Last Updated on May 6, 2015, by eNotes Editorial. Word Count: 406
About the most exciting thing that happens to the Careys [in Rings Around Us] is that their son is born with a rudimentary tail and that their housekeeper, a follower of Father Divine, leaves the house in horror with the cry that the family is marked by sin. But to bear down heavily on a book as fluffy and as harmless and as easy-to-take as is "Rings Around Us" would be like using a shillelagh to spank a baby. Perhaps its failure lies in the fact that Mrs. Carey has only two children to her parents' twelve, or perhaps it is because a couple of generations have diluted the vinegary eccentricities of the elder Gilbreth into something as bland as Pablum.
Helen Beal Woodward, "Suburban Living," in The Saturday Review (copyright © 1956 by Saturday Review; all rights reserved; reprinted by permission), Vol. XXXIX, No. 17, April 28, 1956, p. 27.

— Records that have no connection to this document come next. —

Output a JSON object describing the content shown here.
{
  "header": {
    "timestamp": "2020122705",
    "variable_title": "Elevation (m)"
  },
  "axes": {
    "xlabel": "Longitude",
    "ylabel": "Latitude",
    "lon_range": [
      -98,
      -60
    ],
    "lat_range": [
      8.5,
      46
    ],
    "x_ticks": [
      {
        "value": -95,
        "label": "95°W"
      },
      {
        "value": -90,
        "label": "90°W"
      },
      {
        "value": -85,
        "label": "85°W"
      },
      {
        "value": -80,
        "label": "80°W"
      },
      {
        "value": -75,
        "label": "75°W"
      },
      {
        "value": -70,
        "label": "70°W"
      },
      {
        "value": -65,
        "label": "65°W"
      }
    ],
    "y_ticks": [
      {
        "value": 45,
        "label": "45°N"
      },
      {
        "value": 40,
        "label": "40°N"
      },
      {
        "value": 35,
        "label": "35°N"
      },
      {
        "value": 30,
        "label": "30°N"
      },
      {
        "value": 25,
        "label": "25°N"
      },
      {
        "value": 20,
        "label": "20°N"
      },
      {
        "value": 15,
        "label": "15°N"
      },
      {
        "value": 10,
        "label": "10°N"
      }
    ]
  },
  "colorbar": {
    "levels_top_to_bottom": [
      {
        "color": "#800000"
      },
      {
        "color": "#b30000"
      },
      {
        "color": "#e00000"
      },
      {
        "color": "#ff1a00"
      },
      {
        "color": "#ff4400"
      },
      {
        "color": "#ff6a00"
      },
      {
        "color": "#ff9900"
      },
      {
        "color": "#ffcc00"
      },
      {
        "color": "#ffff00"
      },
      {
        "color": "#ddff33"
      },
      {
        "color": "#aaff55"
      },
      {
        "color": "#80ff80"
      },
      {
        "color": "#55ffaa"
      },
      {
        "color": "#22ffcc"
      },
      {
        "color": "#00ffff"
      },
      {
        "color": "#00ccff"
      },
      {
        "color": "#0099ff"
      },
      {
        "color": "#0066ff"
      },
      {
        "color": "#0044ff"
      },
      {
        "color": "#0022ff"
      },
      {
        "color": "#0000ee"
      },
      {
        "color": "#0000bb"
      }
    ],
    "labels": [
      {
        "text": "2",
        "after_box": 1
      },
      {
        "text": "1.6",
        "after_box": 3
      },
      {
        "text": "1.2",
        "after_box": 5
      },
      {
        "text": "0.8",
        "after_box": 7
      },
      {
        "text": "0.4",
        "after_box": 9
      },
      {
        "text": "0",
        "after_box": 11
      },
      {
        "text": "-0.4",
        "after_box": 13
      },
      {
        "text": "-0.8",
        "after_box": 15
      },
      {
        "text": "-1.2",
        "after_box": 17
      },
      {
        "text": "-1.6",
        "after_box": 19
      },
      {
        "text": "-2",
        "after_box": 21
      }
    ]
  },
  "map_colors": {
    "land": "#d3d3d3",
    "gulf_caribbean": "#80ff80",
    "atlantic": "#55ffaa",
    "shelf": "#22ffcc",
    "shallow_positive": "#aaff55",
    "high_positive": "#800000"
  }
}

More about Nantucket and the Gilbreths, [Of Whales and Women] remembers island history as [Frank B. Gilbreth, Jr.] recalls and retells many a story, some of them harking all the way back to the days of Indian settlement. Mostly though, they are what the title indicates—tales of whaling ships, the men who sailed them and the women who stayed at home…. Though told in a personalized idiom, such incidents as an encounter between South Sea belles and prim sea captains …, and the other women who took on mens' chores in their husbands' absences and brooked no nonsense from returning spouses—have a quality that characterizes a fierce yet genteel period. Good reading that has its reference value too.
"Non-Fiction: 'Of Whales and Women'," in Virginia Kirkus' Service, Vol. XXIV, No. 13, July 1, 1956, p. 463.
Gilbreth gambols again [in How to Be a Father]—this time with the expectant father…. Coach Gilbreth counsels uninitiated benedicts on the travail ahead—from the nurse who accompanies the new baby home, whose last infant charge had far more hair and parents with money, to the barrage of porringers and teething rings which can always be melted for their bullion content. He braces the father-to-be for the shattering experiences before him—when his wife murmurs that Celestine would be a nice name for a girl and for the unnerving first glimpse of his offspring…. His dissertation on the duel of the diaper is Rabelaisian. A pacifier for Pop—for an ascertainable market.
"Non-Fiction: 'How to Be a Father'," in Virginia Kirkus' Service, Vol. XXVI, No. 3, February 1, 1958, p. 105.